INITIATIVE LOCALE – A Troyes, dans l’Aube, des citoyens ont créé l’association Un digne toit, en 2013 pour aider des familles en difficulté à se loger. Leur action solidaire de proximité  a permis d’éviter à cinq familles de dormir dans la rue.

Ce samedi 17 novembre, l’association Un digne toit va organiser son premier festival solidaire, “Nuit pour un toit” à la Chapelle Argence, un lieu culturel de la ville. Concerts de groupes et d’artistes locaux, lectures, slams sont au programme de cette soirée destinée à récolter des fonds pour financer la prise en charge de familles sans solution de logement.

L’objectif est également de rassembler les habitants autour des valeurs de partage et de multiculturalisme. L’association Un digne toit est née à l’initiative d’un groupe d’enseignants d’un collège de Troyes : “Un jour, l’un des élèves du collège est arrivé en pleurs. Sa famille, d’origine bangladaise, venait d’apprendre que l’hôtel dans lequel elle vivait dans l’attente de leur régularisation administrative, ne les logerait plus le soir même“, explique Hubert Laurent, le président de l’association, un ancien éducateur spécialisé, aujourd’hui retraité.

Impossible pour ces enseignants d’envisager qu’un de leurs élèves se retrouve dehors. La solidarité doit s’organiser, une dizaine de personnes se mobilisent, et un logement est trouvé à la famille. Pour financer en partie le loyer, ces citoyens ont l’idée de créer l’association Un digne toit. Une trentaine de personnes rejoint la troupe. L’argent des adhésions (5 euros par personne) permet de prendre en charge le coût du logement.  5 ans plus tard, 90 personnes font aujourd’hui partie de l’association. Grâce aux dons, aux adhésions  et aux collectes organisées par l’association, 5 familles ont évité de se retrouver à la rue.

Le pari de la solidarité de proximité

Un digne toit est une association sans logementNous croyons davantage aux initiatives locales pour agir face au problème du logement pour des familles en difficulté“, explique Hubert Laurent. Pas question pour l’association de se substituer aux systèmes d’aides en place, mais face à la saturation des hébergements d’urgence et aux situations complexes, l’association souhaite apporter un soutien pour permettre à chaque famille de rebondir : “Chaque famille a son histoire, son vécu, souvent les gens ont surtout besoin qu’on les sécurise pour pouvoir avancer et cela passe par le logement.

L’association a mis en place des partenariats avec des bailleurs sociaux pour trouver des appartements à loyer modéré. L’idée est de financer les loyers pour une durée de un à deux ans, avec l’objectif de transférer le bail établi dans un premier temps au nom de l’association à la famille soutenue, afin qu’elle retrouve son autonomie, une fois ses difficultés résolues. Des bénévoles accompagnent les familles dans leurs démarches, des enseignants retraités proposent des cours de français pour les familles étrangères, demandeuses du droit d’asile. La solidarité s’organise à différents niveaux, et chacun peut contribuer en fonction de ses compétences.

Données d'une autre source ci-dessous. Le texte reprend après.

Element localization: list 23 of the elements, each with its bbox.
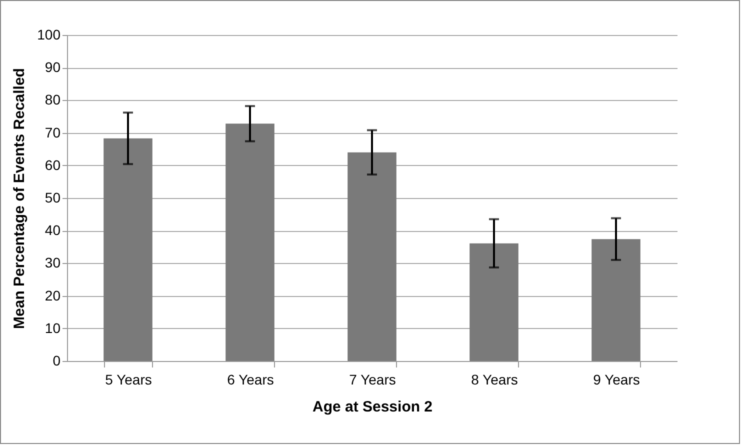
y-tick-label: 20 bbox=[44, 287, 61, 304]
bar bbox=[104, 138, 152, 361]
y-tick-label: 30 bbox=[44, 254, 61, 271]
y-tick-label: 70 bbox=[44, 124, 61, 140]
bar bbox=[226, 124, 274, 361]
y-tick-label: 100 bbox=[37, 26, 61, 42]
x-tick-label: 7 Years bbox=[349, 372, 396, 388]
y-tick-label: 50 bbox=[44, 190, 61, 206]
y-tick-label: 10 bbox=[44, 320, 61, 336]
x-tick-label: 9 Years bbox=[593, 372, 640, 388]
x-axis-title: Age at Session 2 bbox=[312, 398, 433, 416]
y-tick-label: 0 bbox=[52, 352, 61, 368]
bar bbox=[348, 152, 396, 361]
y-tick-label: 80 bbox=[44, 92, 61, 108]
x-tick-label: 5 Years bbox=[105, 372, 152, 388]
bar bbox=[592, 239, 640, 361]
x-tick-label: 6 Years bbox=[227, 372, 274, 388]
y-tick-label: 90 bbox=[44, 59, 61, 76]
y-tick-label: 40 bbox=[44, 222, 61, 238]
bar bbox=[470, 243, 518, 361]
y-tick-label: 60 bbox=[44, 156, 61, 173]
y-axis-title: Mean Percentage of Events Recalled bbox=[11, 68, 28, 329]
x-tick-label: 8 Years bbox=[471, 372, 518, 388]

La première famille aidée par l’association fait aujourd’hui partie des adhérents d’Un digne toit. Un cercle vertueux, car cela donne l’opportunité à ceux qui ont bénéficié de soutien, dans un moment difficile, d’offrir à leur tour leur soutien. L’association est surtout un moyen de mettre en relation des personnes partageant des valeurs communes : le partage, la solidarité. Tout au long de l’année, des sorties et des pique-niques sont organisés ou proposés spontanément par les adhérents pour mieux connaître les familles aidées. “Des liens se créent au quotidien entre des personnes issues de mondes très différents, et c’est ce qui fait la force et la richesse de notre initiative“, conclut Hubert Laurent.